She’s Baaaaack! Freya Hoffmeister, that is, the mega paddler who, after circumnavigating Australia and South America, recently announced plans to circumnavigate the entire North American continent by sea kayak. Whoa….
The German adventurer will attempt the approximately 30,000-mile journey over the next eight to ten years, paddling in stages of three to five months. She will travel alone and self-supported most of the time, as she has in other expeditions.
Hoffmeister is one of the most bad-ass expedition/distance paddlers in history, best known for her 2009 circumnavigation of Australia and another of South America, a 15,828-mile, four-year circuit she finished in 2015. Oh yeah, she’s also sea kayaked around Iceland and the South Island of New Zealand’s South Island.
She knocked off the 43-day, 1,500-mile Ireland leg last summer as a sort of test. She wanted to see if she still had it in her for another big expedition. Spoiler alert: she does, and plans to start her next North American endeavor in 2017. The route will include navigating the Northwest Passage, crossing Hudson Bay and paddling through the Panama Canal, while tracing the coastline of 10 countries, including the United States, Canada, Mexico and seven Central American nations.

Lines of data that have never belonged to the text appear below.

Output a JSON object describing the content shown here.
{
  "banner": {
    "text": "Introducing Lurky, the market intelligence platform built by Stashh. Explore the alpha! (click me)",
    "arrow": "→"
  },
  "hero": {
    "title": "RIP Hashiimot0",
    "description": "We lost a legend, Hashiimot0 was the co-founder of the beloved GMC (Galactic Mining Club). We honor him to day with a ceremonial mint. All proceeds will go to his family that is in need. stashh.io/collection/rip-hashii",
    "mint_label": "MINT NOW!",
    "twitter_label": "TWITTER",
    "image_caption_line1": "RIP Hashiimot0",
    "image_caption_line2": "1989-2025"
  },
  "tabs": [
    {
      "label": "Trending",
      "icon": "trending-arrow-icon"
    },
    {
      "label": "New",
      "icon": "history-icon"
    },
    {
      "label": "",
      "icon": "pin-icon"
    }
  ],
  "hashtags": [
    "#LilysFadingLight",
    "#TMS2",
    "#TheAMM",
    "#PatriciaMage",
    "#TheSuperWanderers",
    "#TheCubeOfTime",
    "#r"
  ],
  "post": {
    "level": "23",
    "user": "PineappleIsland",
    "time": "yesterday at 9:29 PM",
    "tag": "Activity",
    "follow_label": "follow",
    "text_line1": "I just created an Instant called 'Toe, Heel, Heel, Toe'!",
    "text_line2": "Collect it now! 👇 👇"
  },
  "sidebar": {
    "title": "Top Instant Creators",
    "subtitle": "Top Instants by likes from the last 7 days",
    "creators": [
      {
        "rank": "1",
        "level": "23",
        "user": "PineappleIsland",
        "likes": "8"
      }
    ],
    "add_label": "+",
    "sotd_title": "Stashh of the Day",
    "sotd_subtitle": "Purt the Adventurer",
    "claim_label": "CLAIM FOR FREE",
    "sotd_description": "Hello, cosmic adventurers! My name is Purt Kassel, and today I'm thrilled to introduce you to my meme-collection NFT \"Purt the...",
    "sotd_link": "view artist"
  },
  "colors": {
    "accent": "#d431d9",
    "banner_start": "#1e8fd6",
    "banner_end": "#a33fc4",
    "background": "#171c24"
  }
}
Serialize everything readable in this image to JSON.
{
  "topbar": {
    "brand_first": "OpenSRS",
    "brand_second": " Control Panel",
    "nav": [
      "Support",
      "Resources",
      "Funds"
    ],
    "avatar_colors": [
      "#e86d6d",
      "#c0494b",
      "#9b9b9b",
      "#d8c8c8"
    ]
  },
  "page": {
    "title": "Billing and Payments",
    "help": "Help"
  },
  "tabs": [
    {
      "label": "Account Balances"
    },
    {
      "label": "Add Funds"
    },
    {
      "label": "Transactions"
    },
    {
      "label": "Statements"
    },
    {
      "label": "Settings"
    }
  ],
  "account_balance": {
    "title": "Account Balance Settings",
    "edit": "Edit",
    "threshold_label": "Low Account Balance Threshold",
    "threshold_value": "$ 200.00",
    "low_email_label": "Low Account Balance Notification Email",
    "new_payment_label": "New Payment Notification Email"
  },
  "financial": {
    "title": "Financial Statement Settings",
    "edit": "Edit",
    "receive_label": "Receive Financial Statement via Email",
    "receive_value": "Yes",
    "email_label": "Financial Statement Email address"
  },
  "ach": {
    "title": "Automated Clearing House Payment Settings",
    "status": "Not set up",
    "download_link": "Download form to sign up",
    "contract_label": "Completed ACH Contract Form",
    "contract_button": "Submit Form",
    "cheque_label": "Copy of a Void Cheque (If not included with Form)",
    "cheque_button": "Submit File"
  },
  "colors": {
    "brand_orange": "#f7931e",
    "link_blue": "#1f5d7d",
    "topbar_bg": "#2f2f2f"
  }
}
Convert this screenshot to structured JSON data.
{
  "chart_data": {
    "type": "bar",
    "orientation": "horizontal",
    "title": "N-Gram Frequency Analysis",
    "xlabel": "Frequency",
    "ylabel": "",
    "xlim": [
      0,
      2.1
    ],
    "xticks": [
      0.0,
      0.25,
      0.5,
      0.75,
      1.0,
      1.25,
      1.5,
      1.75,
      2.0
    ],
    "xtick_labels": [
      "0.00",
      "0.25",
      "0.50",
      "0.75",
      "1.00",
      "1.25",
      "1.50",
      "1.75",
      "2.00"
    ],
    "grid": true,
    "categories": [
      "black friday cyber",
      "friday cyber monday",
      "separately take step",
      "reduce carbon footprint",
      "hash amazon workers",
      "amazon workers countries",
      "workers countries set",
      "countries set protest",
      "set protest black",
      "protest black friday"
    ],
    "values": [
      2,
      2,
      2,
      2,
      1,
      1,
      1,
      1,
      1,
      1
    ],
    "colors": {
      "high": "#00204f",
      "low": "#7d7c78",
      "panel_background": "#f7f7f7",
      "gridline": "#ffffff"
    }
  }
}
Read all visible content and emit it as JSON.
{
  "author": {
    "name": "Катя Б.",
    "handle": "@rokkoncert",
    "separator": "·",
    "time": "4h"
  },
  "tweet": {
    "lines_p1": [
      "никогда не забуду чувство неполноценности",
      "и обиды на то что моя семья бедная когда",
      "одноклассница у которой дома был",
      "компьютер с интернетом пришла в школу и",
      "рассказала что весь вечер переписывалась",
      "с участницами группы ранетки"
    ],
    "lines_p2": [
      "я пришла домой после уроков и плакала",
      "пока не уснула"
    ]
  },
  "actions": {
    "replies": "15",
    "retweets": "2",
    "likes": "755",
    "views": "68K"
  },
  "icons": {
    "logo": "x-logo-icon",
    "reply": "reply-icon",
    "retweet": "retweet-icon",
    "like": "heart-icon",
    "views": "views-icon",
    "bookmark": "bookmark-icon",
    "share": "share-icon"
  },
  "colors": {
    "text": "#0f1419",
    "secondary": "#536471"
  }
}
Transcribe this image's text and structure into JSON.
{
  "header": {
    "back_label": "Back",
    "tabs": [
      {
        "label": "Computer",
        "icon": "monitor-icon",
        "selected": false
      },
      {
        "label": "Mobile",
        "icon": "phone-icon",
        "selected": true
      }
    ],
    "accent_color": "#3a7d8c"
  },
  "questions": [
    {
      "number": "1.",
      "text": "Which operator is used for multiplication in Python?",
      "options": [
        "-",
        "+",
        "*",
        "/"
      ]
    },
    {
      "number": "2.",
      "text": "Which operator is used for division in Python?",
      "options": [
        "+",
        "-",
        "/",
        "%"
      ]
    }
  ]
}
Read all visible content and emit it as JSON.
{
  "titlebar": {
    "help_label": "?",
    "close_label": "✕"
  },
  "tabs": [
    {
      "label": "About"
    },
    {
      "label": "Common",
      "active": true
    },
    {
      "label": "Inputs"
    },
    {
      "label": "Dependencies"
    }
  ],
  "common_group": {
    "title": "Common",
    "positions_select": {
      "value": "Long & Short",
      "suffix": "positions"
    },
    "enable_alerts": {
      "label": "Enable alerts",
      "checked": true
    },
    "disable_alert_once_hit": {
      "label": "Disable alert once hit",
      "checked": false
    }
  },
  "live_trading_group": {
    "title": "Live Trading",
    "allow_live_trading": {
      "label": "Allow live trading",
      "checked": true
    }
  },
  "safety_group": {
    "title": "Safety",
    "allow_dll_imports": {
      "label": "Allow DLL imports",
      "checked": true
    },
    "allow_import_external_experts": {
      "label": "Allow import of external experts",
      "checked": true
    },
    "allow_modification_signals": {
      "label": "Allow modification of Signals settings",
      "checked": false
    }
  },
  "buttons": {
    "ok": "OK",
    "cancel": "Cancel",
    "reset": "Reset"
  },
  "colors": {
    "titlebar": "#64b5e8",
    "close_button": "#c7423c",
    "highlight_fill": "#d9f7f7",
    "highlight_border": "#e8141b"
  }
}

In 2015, paddling an 18-foot expedition kayak by Sweden’s Point 65, Hoffmeister made history by completing the first–ever solo circumnavigation of South America, taking her final strokes into Buenos Aires, Argentina, on Friday, May 1, finishing right where she started nearly four years earlier.
In 2009, she completed her 9,400-mile circumnavigation of Australia in 332 days (245 paddling days), ending one of the most challenging sea kayaking trips in the world. She was the first woman to ever complete the journey and only the second person to do so since friend and mentor Paul Caffyn completed it in 1982.